Rebecca drove home in tears, shattered. The next day, the wife phoned. “As she was talking, I was barely listening, but I was suddenly aware of what I can only describe as Christ’s presence. It was tangible. I felt as if he was literally putting his arms around me, and making a barrier between her voice and my being.
“To the day I die, I will never forget that moment. My instant thought about it was not that Christ was condoning my relationship with Nicholas, or forbidding my relationship with Nicholas, but just that he was with me. Simply that.
"In my circumstances, Christ was with me. There was no judgement, just his presence. He was holding me.”

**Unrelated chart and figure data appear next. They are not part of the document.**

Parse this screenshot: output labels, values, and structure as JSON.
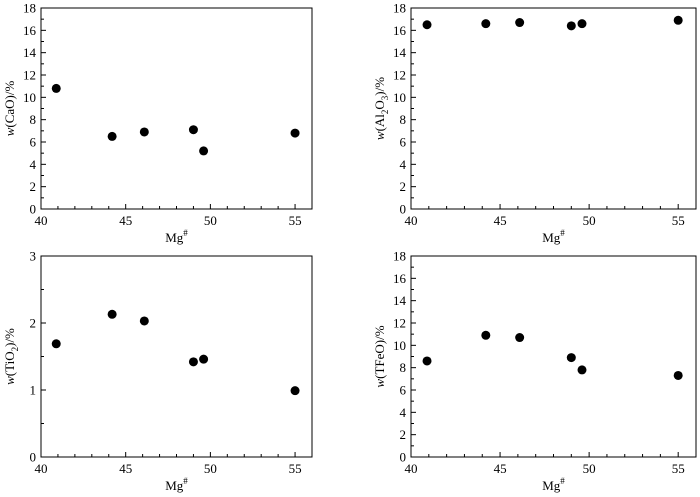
{
  "chart_data": [
    {
      "type": "scatter",
      "xlabel": {
        "base": "Mg",
        "sup": "#"
      },
      "ylabel": {
        "parts": [
          {
            "t": "w",
            "i": true
          },
          {
            "t": "(CaO)/%"
          }
        ]
      },
      "xlim": [
        40,
        56
      ],
      "ylim": [
        0,
        18
      ],
      "xticks": [
        40,
        45,
        50,
        55
      ],
      "yticks": [
        0,
        2,
        4,
        6,
        8,
        10,
        12,
        14,
        16,
        18
      ],
      "x": [
        40.9,
        44.2,
        46.1,
        49.0,
        49.6,
        55.0
      ],
      "y": [
        10.8,
        6.5,
        6.9,
        7.1,
        5.2,
        6.8
      ]
    },
    {
      "type": "scatter",
      "xlabel": {
        "base": "Mg",
        "sup": "#"
      },
      "ylabel": {
        "parts": [
          {
            "t": "w",
            "i": true
          },
          {
            "t": "(Al"
          },
          {
            "t": "2",
            "sub": true
          },
          {
            "t": "O"
          },
          {
            "t": "3",
            "sub": true
          },
          {
            "t": ")/%"
          }
        ]
      },
      "xlim": [
        40,
        56
      ],
      "ylim": [
        0,
        18
      ],
      "xticks": [
        40,
        45,
        50,
        55
      ],
      "yticks": [
        0,
        2,
        4,
        6,
        8,
        10,
        12,
        14,
        16,
        18
      ],
      "x": [
        40.9,
        44.2,
        46.1,
        49.0,
        49.6,
        55.0
      ],
      "y": [
        16.5,
        16.6,
        16.7,
        16.4,
        16.6,
        16.9
      ]
    },
    {
      "type": "scatter",
      "xlabel": {
        "base": "Mg",
        "sup": "#"
      },
      "ylabel": {
        "parts": [
          {
            "t": "w",
            "i": true
          },
          {
            "t": "(TiO"
          },
          {
            "t": "2",
            "sub": true
          },
          {
            "t": ")/%"
          }
        ]
      },
      "xlim": [
        40,
        56
      ],
      "ylim": [
        0,
        3
      ],
      "xticks": [
        40,
        45,
        50,
        55
      ],
      "yticks": [
        0,
        1,
        2,
        3
      ],
      "x": [
        40.9,
        44.2,
        46.1,
        49.0,
        49.6,
        55.0
      ],
      "y": [
        1.69,
        2.13,
        2.03,
        1.42,
        1.46,
        0.99
      ]
    },
    {
      "type": "scatter",
      "xlabel": {
        "base": "Mg",
        "sup": "#"
      },
      "ylabel": {
        "parts": [
          {
            "t": "w",
            "i": true
          },
          {
            "t": "(TFeO)/%"
          }
        ]
      },
      "xlim": [
        40,
        56
      ],
      "ylim": [
        0,
        18
      ],
      "xticks": [
        40,
        45,
        50,
        55
      ],
      "yticks": [
        0,
        2,
        4,
        6,
        8,
        10,
        12,
        14,
        16,
        18
      ],
      "x": [
        40.9,
        44.2,
        46.1,
        49.0,
        49.6,
        55.0
      ],
      "y": [
        8.6,
        10.9,
        10.7,
        8.9,
        7.8,
        7.3
      ]
    }
  ]
}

THE relationship with Nick ended six months after Jack’s death, “quietly, gently”. She is not ashamed of what happened, she says, although she is committed to fidelity. She believes that she and Nick — who had a profoundly disabled child — gave each other “a window in the darkness, a moment of light”. She has had no further contact with him.
It took her five years to write the book, and she finished it six years ago, never expecting it to be published. It was rejected by agents. “But I thought I’d give it one more go,” she says.

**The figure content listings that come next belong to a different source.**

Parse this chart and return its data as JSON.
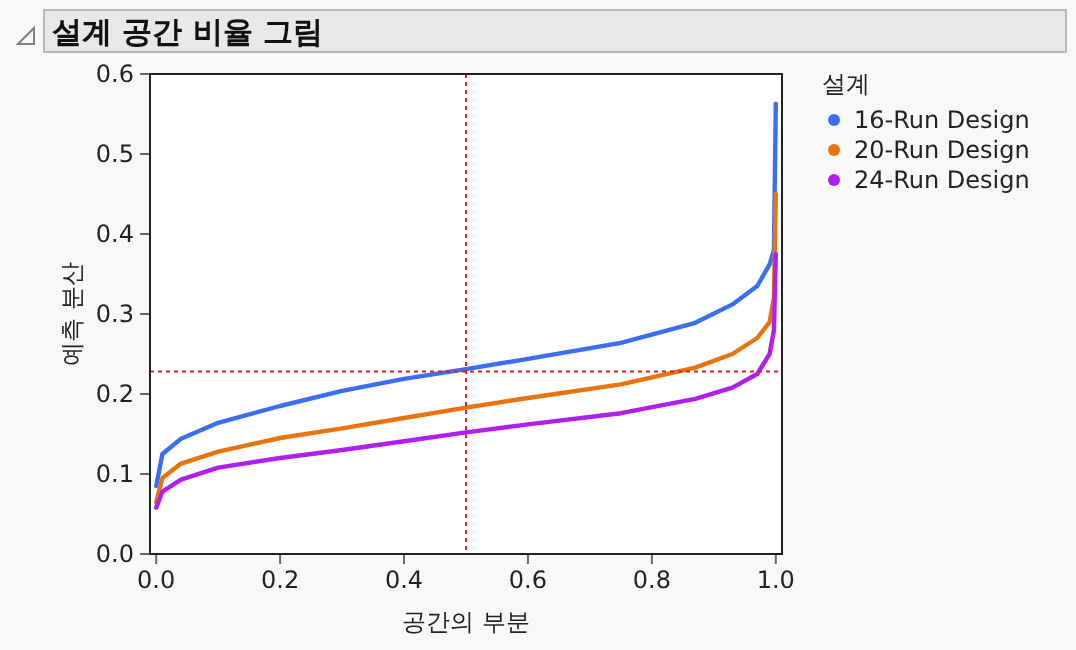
{
  "chart_data": {
    "type": "line",
    "title": "설계 공간 비율 그림",
    "xlabel": "공간의 부분",
    "ylabel": "예측 분산",
    "legend_title": "설계",
    "xlim": [
      -0.01,
      1.01
    ],
    "ylim": [
      0,
      0.6
    ],
    "xticks": [
      {
        "value": 0,
        "label": "0.0"
      },
      0.2,
      0.4,
      0.6,
      0.8,
      {
        "value": 1,
        "label": "1.0"
      }
    ],
    "yticks": [
      {
        "value": 0,
        "label": "0.0"
      },
      0.1,
      0.2,
      0.3,
      0.4,
      0.5,
      0.6
    ],
    "legend": "right",
    "marker": "none",
    "line_style": "solid",
    "grid": false,
    "ref_lines": [
      {
        "axis": "x",
        "value": 0.5,
        "color": "#e02020",
        "line_style": "dotted"
      },
      {
        "axis": "y",
        "value": 0.228,
        "color": "#e02020",
        "line_style": "dotted"
      }
    ],
    "x": [
      0,
      0.01,
      0.04,
      0.1,
      0.2,
      0.3,
      0.4,
      0.5,
      0.6,
      0.75,
      0.87,
      0.93,
      0.97,
      0.99,
      0.997,
      1.0
    ],
    "series": [
      {
        "name": "16-Run Design",
        "color": "#3b6ef5",
        "values": [
          0.085,
          0.125,
          0.144,
          0.164,
          0.185,
          0.204,
          0.219,
          0.231,
          0.244,
          0.264,
          0.289,
          0.312,
          0.335,
          0.362,
          0.38,
          0.563
        ]
      },
      {
        "name": "20-Run Design",
        "color": "#e8730f",
        "values": [
          0.065,
          0.095,
          0.113,
          0.128,
          0.145,
          0.157,
          0.17,
          0.183,
          0.195,
          0.212,
          0.233,
          0.25,
          0.27,
          0.29,
          0.32,
          0.45
        ]
      },
      {
        "name": "24-Run Design",
        "color": "#b11ef0",
        "values": [
          0.058,
          0.078,
          0.093,
          0.108,
          0.12,
          0.13,
          0.141,
          0.152,
          0.162,
          0.176,
          0.194,
          0.208,
          0.225,
          0.25,
          0.28,
          0.375
        ]
      }
    ]
  }
}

She wrote it for two reasons. “I wanted people who had been in the same position to have a voice. I talked to other women who had taken the same route, and no one understands.
"Secondly, I felt I’d learned so much, spiritually. My theology had changed. Everything had changed about my understanding and my relationship with the divine. And I could only write that story against the backdrop of what had happened.”
IT IS, then, a book as much about one woman’s spiritual journey as it is about the experience of Jack’s illness and her affair. After his death, she spent ten years in a spiritual wilderness, mourning the loss of her faith.
“There is no doubt that while the presence of the suffering Christ became increasingly real to me as our own suffering deepened, my concept of God grew darker and dimmer,” she writes. “So it slowly dawned on me that what I had lost was not my belief in a spiritual reality, but my belief in the theology we had been brought up with.
“What I had to face was not that there was no God, but that the concept of God I had previously held, and my understanding of how God interacted with the world and with humankind, had been a distortion. I realised I had to unlearn everything and start all over again.”
Over time — “a long and lonely process of shedding [her] skin” — she found her way to a new spirituality, taking great comfort in the work of writers such as Richard Rohr and Marcus Borg. “I realised that what I struggle with, other people had, too. I was not being subversive – it was part of a new way of looking at things.”
Ten years ago, she married a musician, Robin, “and he’s wonderful”. She has lost sleep over the book, but feels that it has given her a voice to discuss the spiritual issues she feels so passionately about.
These days, she is a Quaker. “It’s that whole business of wanting to worship without words. When I joined the Quakers, I felt I’d come home.”
Sarah Meyrick is Director of Communications for the diocese of Oxford.
One Yellow Door: a memoir of love and loss, faith and infidelity by Rebecca de Saintonge is published by DLT at £8.99 (CT Bookshop £8.09).
Since this interview was conducted, family members of the man named here as "Jack" have contacted the Editor independently to express their unhappiness about the book. They say that they were not consulted nor shown a copy of the text; also, that the author, by using her own name, has not sufficiently protected the identity of their father. One has written: "We would have wished this sorry tale had remained a private, family matter."